In 2006, Israel Radio (Kol Yisrael), which was originally Kol Yerushalayim, celebrated its 70th anniversary with a series of nostalgic broadcasts and a reenactment of the first broadcast from Jerusalem’s gutted but historic Palace Hotel, which is now the Jerusalem Waldorf Astoria. Credit for the enactment and the script goes to Yoav Ginai (now with Army Radio) and Izzy Mann, who was the unofficial historian of the now defunct Israel Broadcasting Authority, and who, in addition to presenting a history-based program on radio, authored a wonderful book in which he reminded readers of radio and television personalities – some long dead – whose names used to be household words. Over the years, many attempts have been made to close down public broadcasting in Israel, and currently that threat looms very large. Israel Radio, KAN 11 and Army Radio are making every effort to fight that threat.

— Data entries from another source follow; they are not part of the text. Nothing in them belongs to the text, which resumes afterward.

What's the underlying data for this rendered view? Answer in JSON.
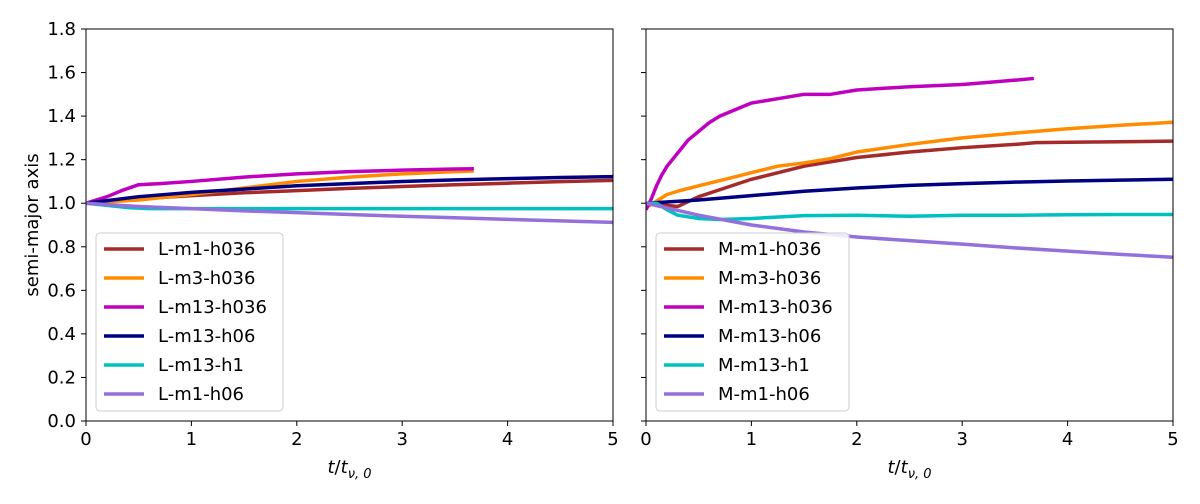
{
  "colors": {
    "brown": "#a52a2a",
    "orange": "#ff8c00",
    "magenta": "#c000c0",
    "navy": "#000080",
    "cyan": "#00c0c0",
    "lavender": "#9370db"
  },
  "chart_data": [
    {
      "type": "line",
      "panel": "left",
      "xlabel": "t/t_ν,0",
      "xlabel_main": "t",
      "xlabel_den": "t",
      "xlabel_sub": "ν, 0",
      "ylabel": "semi-major axis",
      "xlim": [
        0,
        5
      ],
      "ylim": [
        0,
        1.8
      ],
      "xticks": [
        "0",
        "1",
        "2",
        "3",
        "4",
        "5"
      ],
      "yticks": [
        "0.0",
        "0.2",
        "0.4",
        "0.6",
        "0.8",
        "1.0",
        "1.2",
        "1.4",
        "1.6",
        "1.8"
      ],
      "legend_position": "lower-left",
      "series": [
        {
          "name": "L-m1-h036",
          "color": "#a52a2a",
          "x": [
            0,
            0.5,
            1,
            1.5,
            2,
            2.5,
            3,
            3.5,
            4,
            4.5,
            5
          ],
          "y": [
            1.0,
            1.02,
            1.035,
            1.048,
            1.058,
            1.068,
            1.077,
            1.085,
            1.092,
            1.099,
            1.105
          ]
        },
        {
          "name": "L-m3-h036",
          "color": "#ff8c00",
          "x": [
            0,
            0.5,
            1,
            1.5,
            2,
            2.5,
            3,
            3.5,
            3.68
          ],
          "y": [
            1.0,
            1.015,
            1.04,
            1.07,
            1.1,
            1.12,
            1.135,
            1.145,
            1.148
          ]
        },
        {
          "name": "L-m13-h036",
          "color": "#c000c0",
          "x": [
            0,
            0.2,
            0.35,
            0.5,
            0.7,
            1,
            1.5,
            2,
            2.5,
            3,
            3.5,
            3.68
          ],
          "y": [
            1.0,
            1.03,
            1.06,
            1.085,
            1.09,
            1.1,
            1.12,
            1.135,
            1.145,
            1.152,
            1.157,
            1.158
          ]
        },
        {
          "name": "L-m13-h06",
          "color": "#000080",
          "x": [
            0,
            0.5,
            1,
            1.5,
            2,
            2.5,
            3,
            3.5,
            4,
            4.5,
            5
          ],
          "y": [
            1.0,
            1.03,
            1.05,
            1.065,
            1.08,
            1.09,
            1.1,
            1.107,
            1.113,
            1.118,
            1.122
          ]
        },
        {
          "name": "L-m13-h1",
          "color": "#00c0c0",
          "x": [
            0,
            0.2,
            0.4,
            0.6,
            1,
            2,
            3,
            4,
            5
          ],
          "y": [
            1.0,
            0.99,
            0.98,
            0.975,
            0.975,
            0.975,
            0.975,
            0.975,
            0.975
          ]
        },
        {
          "name": "L-m1-h06",
          "color": "#9370db",
          "x": [
            0,
            0.5,
            1,
            1.5,
            2,
            2.5,
            3,
            3.5,
            4,
            4.5,
            5
          ],
          "y": [
            1.0,
            0.985,
            0.975,
            0.965,
            0.957,
            0.948,
            0.94,
            0.933,
            0.926,
            0.919,
            0.912
          ]
        }
      ]
    },
    {
      "type": "line",
      "panel": "right",
      "xlabel": "t/t_ν,0",
      "xlabel_main": "t",
      "xlabel_den": "t",
      "xlabel_sub": "ν, 0",
      "ylabel": "",
      "xlim": [
        0,
        5
      ],
      "ylim": [
        0,
        1.8
      ],
      "xticks": [
        "0",
        "1",
        "2",
        "3",
        "4",
        "5"
      ],
      "legend_position": "lower-left",
      "series": [
        {
          "name": "M-m1-h036",
          "color": "#a52a2a",
          "x": [
            0,
            0.1,
            0.2,
            0.3,
            0.5,
            0.75,
            1,
            1.5,
            2,
            2.5,
            3,
            3.5,
            3.7,
            4,
            4.5,
            5
          ],
          "y": [
            1.0,
            1.0,
            0.99,
            0.985,
            1.03,
            1.07,
            1.11,
            1.17,
            1.21,
            1.235,
            1.255,
            1.27,
            1.278,
            1.28,
            1.282,
            1.285
          ]
        },
        {
          "name": "M-m3-h036",
          "color": "#ff8c00",
          "x": [
            0,
            0.1,
            0.2,
            0.3,
            0.5,
            0.75,
            1,
            1.25,
            1.5,
            1.75,
            2,
            2.5,
            3,
            3.5,
            4,
            4.5,
            5
          ],
          "y": [
            0.98,
            1.01,
            1.04,
            1.055,
            1.08,
            1.11,
            1.14,
            1.17,
            1.185,
            1.205,
            1.235,
            1.27,
            1.3,
            1.322,
            1.342,
            1.358,
            1.372
          ]
        },
        {
          "name": "M-m13-h036",
          "color": "#c000c0",
          "x": [
            0,
            0.05,
            0.1,
            0.15,
            0.2,
            0.25,
            0.3,
            0.35,
            0.4,
            0.5,
            0.6,
            0.7,
            0.8,
            1,
            1.25,
            1.5,
            1.75,
            2,
            2.5,
            3,
            3.25,
            3.5,
            3.68
          ],
          "y": [
            0.97,
            1.02,
            1.08,
            1.13,
            1.17,
            1.2,
            1.23,
            1.26,
            1.29,
            1.33,
            1.37,
            1.4,
            1.42,
            1.46,
            1.48,
            1.5,
            1.5,
            1.52,
            1.535,
            1.545,
            1.555,
            1.565,
            1.573
          ]
        },
        {
          "name": "M-m13-h06",
          "color": "#000080",
          "x": [
            0,
            0.5,
            1,
            1.5,
            2,
            2.5,
            3,
            3.5,
            4,
            4.5,
            5
          ],
          "y": [
            1.0,
            1.015,
            1.035,
            1.055,
            1.07,
            1.082,
            1.09,
            1.097,
            1.102,
            1.106,
            1.11
          ]
        },
        {
          "name": "M-m13-h1",
          "color": "#00c0c0",
          "x": [
            0,
            0.1,
            0.2,
            0.3,
            0.5,
            0.7,
            1,
            1.5,
            2,
            2.5,
            3,
            3.5,
            4,
            4.5,
            5
          ],
          "y": [
            1.0,
            1.0,
            0.97,
            0.945,
            0.93,
            0.925,
            0.93,
            0.943,
            0.945,
            0.94,
            0.945,
            0.945,
            0.947,
            0.948,
            0.948
          ]
        },
        {
          "name": "M-m1-h06",
          "color": "#9370db",
          "x": [
            0,
            0.5,
            1,
            1.5,
            2,
            2.5,
            3,
            3.5,
            4,
            4.5,
            5
          ],
          "y": [
            1.0,
            0.945,
            0.9,
            0.868,
            0.845,
            0.828,
            0.812,
            0.795,
            0.78,
            0.765,
            0.752
          ]
        }
      ]
    }
  ]
}
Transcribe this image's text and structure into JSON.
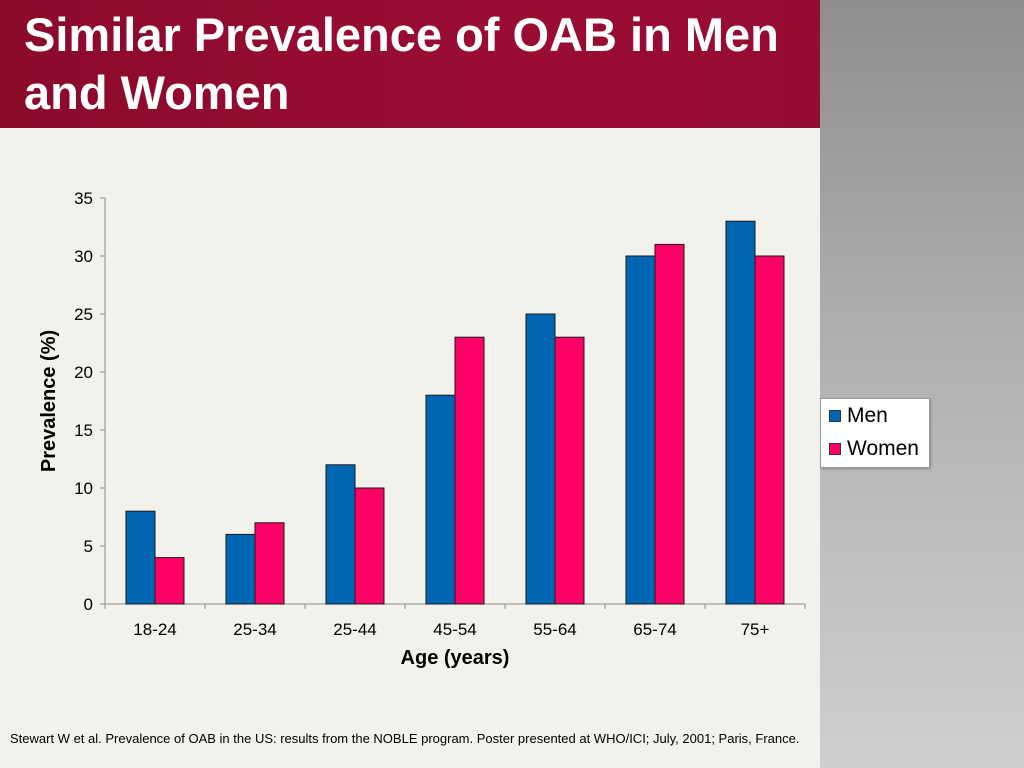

The most effective way would be for all Israeli broadcasting outlets to join forces and to desist from interviewing legislators and ministers. Even those who approve of the demise of public broadcasting still enjoy being interviewed on public broadcasting platforms. But if everyone closed the door – or, rather, the microphone – on them, they might realize what they and the nation would be losing.
Ruth Belkin, the first English-language announcer on Jerusalem Calling, fell in love with a British officer, divorced her husband and returned to England with the officer, whom she married. Following his death, she came back to Israel as Ruth Connell Robertson and worked for several years as a copy editor at The Jerusalem Post.